In case of liquidation, foreign investors' rights to receive a proportionate share of the proceeds depend on their status as secured or unsecured creditors.
Foreign Direct Investment (FDI) & Insolvency
Foreign investors who have invested in Indian companies through FDI may be directly impacted if the company faces insolvency. The IBC provides mechanisms for the rehabilitation or resolution of such companies, allowing foreign investors a chance to recover their investments.
However, if the company is liquidated, foreign investors might face a situation where their investment is written off or they may only recover a small portion of it, depending on the company’s assets and liabilities.
Impact on Foreign Investors in Unlisted Companies
In cases where foreign investors have invested in unlisted Indian companies (e.g., startups, private companies), the IBC process allows them to recover their investments through the resolution plan or may allow them to participate in the restructuring process if they are creditors. However, their ability to influence the outcome of the insolvency process may be lower compared to listed companies with more organized creditor groups.
Similarly, foreign investors in joint ventures or foreign subsidiaries of Indian companies may have a role in the resolution process if they are involved in lending or have contractual agreements with the Indian company.
Investor Confidence and India as an Investment Destination
The IBC has strengthened investor confidence in India’s insolvency regime by offering a faster, transparent, and structured process for the resolution of distressed companies.

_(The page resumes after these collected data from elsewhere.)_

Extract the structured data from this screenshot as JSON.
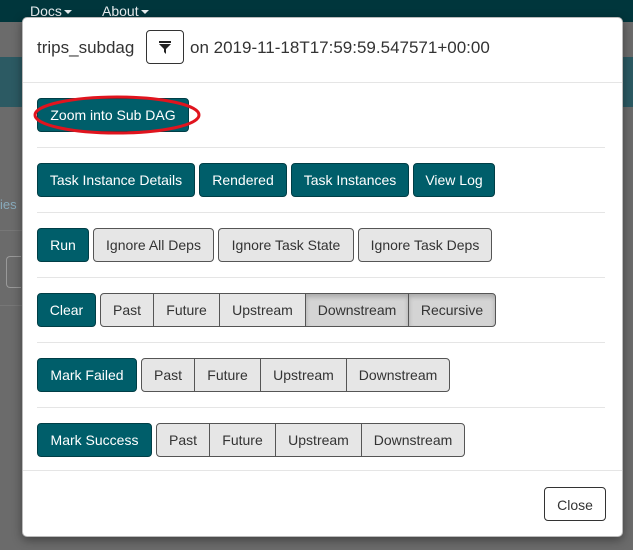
{
  "nav": {
    "docs_label": "Docs",
    "about_label": "About"
  },
  "background": {
    "fragment_text": "ies"
  },
  "modal": {
    "dag_name": "trips_subdag",
    "on_label": "on 2019-11-18T17:59:59.547571+00:00",
    "zoom_button": "Zoom into Sub DAG",
    "info_buttons": [
      "Task Instance Details",
      "Rendered",
      "Task Instances",
      "View Log"
    ],
    "run": {
      "run_button": "Run",
      "options": [
        "Ignore All Deps",
        "Ignore Task State",
        "Ignore Task Deps"
      ]
    },
    "clear": {
      "button": "Clear",
      "options": [
        "Past",
        "Future",
        "Upstream",
        "Downstream",
        "Recursive"
      ],
      "active": [
        "Downstream",
        "Recursive"
      ]
    },
    "mark_failed": {
      "button": "Mark Failed",
      "options": [
        "Past",
        "Future",
        "Upstream",
        "Downstream"
      ]
    },
    "mark_success": {
      "button": "Mark Success",
      "options": [
        "Past",
        "Future",
        "Upstream",
        "Downstream"
      ]
    },
    "close_button": "Close"
  },
  "colors": {
    "primary": "#005e6a",
    "navbar": "#00363c",
    "annotation": "#e0141e"
  },
  "icons": {
    "filter": "filter-icon"
  }
}
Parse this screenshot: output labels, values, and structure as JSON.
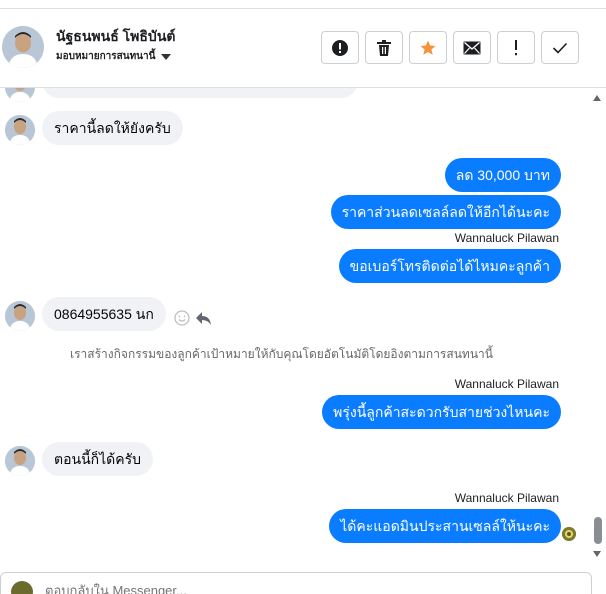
{
  "header": {
    "name": "นัฐธนพนธ์ โพธิบันต์",
    "assign_label": "มอบหมายการสนทนานี้",
    "actions": [
      {
        "icon": "alert-circle-icon",
        "name": "mark-spam-button"
      },
      {
        "icon": "trash-icon",
        "name": "delete-button"
      },
      {
        "icon": "star-icon",
        "name": "star-button"
      },
      {
        "icon": "envelope-icon",
        "name": "mark-unread-button"
      },
      {
        "icon": "exclamation-icon",
        "name": "follow-up-button"
      },
      {
        "icon": "check-icon",
        "name": "done-button"
      }
    ],
    "colors": {
      "star": "#f7923b"
    }
  },
  "messages": {
    "m1": "ราคานี้ลดให้ยังครับ",
    "m2": "ลด 30,000 บาท",
    "m3": "ราคาส่วนลดเซลล์ลดให้อีกได้นะคะ",
    "m3_sender": "Wannaluck Pilawan",
    "m4": "ขอเบอร์โทรติดต่อได้ไหมคะลูกค้า",
    "m5": "0864955635 นก",
    "system": "เราสร้างกิจกรรมของลูกค้าเป้าหมายให้กับคุณโดยอัตโนมัติโดยอิงตามการสนทนานี้",
    "m6_sender": "Wannaluck Pilawan",
    "m6": "พรุ่งนี้ลูกค้าสะดวกรับสายช่วงไหนคะ",
    "m7": "ตอนนี้ก็ได้ครับ",
    "m8_sender": "Wannaluck Pilawan",
    "m8": "ได้คะแอดมินประสานเซลล์ให้นะคะ"
  },
  "colors": {
    "outgoing_bubble": "#0a7cff",
    "incoming_bubble": "#f0f2f5"
  },
  "composer": {
    "placeholder": "ตอบกลับใน Messenger..."
  }
}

This is particularly beneficial for foreign investors as it assures them that their rights will be respected and that there is a legal framework in place to recover investments in case of insolvency.
The timely resolution of insolvency cases ensures that foreign investors can minimize their financial losses and focus on future opportunities within the Indian market.
Example Scenarios:
Scenario 1: Foreign Bank as a Financial Creditor
A foreign bank that provided a loan to an Indian company that has now gone into insolvency proceedings can participate as a financial creditor in the CoC. The foreign bank has the same voting rights as any Indian bank and can help shape the resolution plan or vote on the liquidation of the company. If the company undergoes restructuring, the foreign bank’s claim will be part of the plan.
Scenario 2: Foreign Equity Investor in a Listed Company
A foreign equity investor who holds shares in a listed company that is facing insolvency can be impacted by dilution of equity or sale of shares as part of the resolution plan. The investor has the right to receive information regarding the resolution process and to participate in voting on the plan, as long as their stake is significant enough to be included in the process.
Scenario 3: Foreign Investor in Cross-Border Insolvency
A foreign investor who holds debentures in an Indian company that is part of a cross-border insolvency might have to navigate through both Indian and foreign insolvency jurisdictions. Depending on the country involved, the IBC allows them to enforce claims or participate in the resolution, provided there is a bilateral agreement for recognition of insolvency proceedings between India and the foreign jurisdiction.
Conclusion:
Foreign investors in Indian companies are significantly affected by India’s insolvency laws, particularly the IBC, which provides a structured and transparent process for resolving corporate insolvency. Foreign creditors, whether financial or operational, are treated on equal footing with domestic creditors, allowing them to actively participate in the insolvency resolution process and claim recovery. However, challenges such as cross-border insolvency and the complexities of foreign debt recovery remain, although there are provisions in the IBC that allow for better recognition of foreign claims. The IBC’s framework ultimately enhances investor confidence, making India a more attractive destination for foreign direct investment (FDI).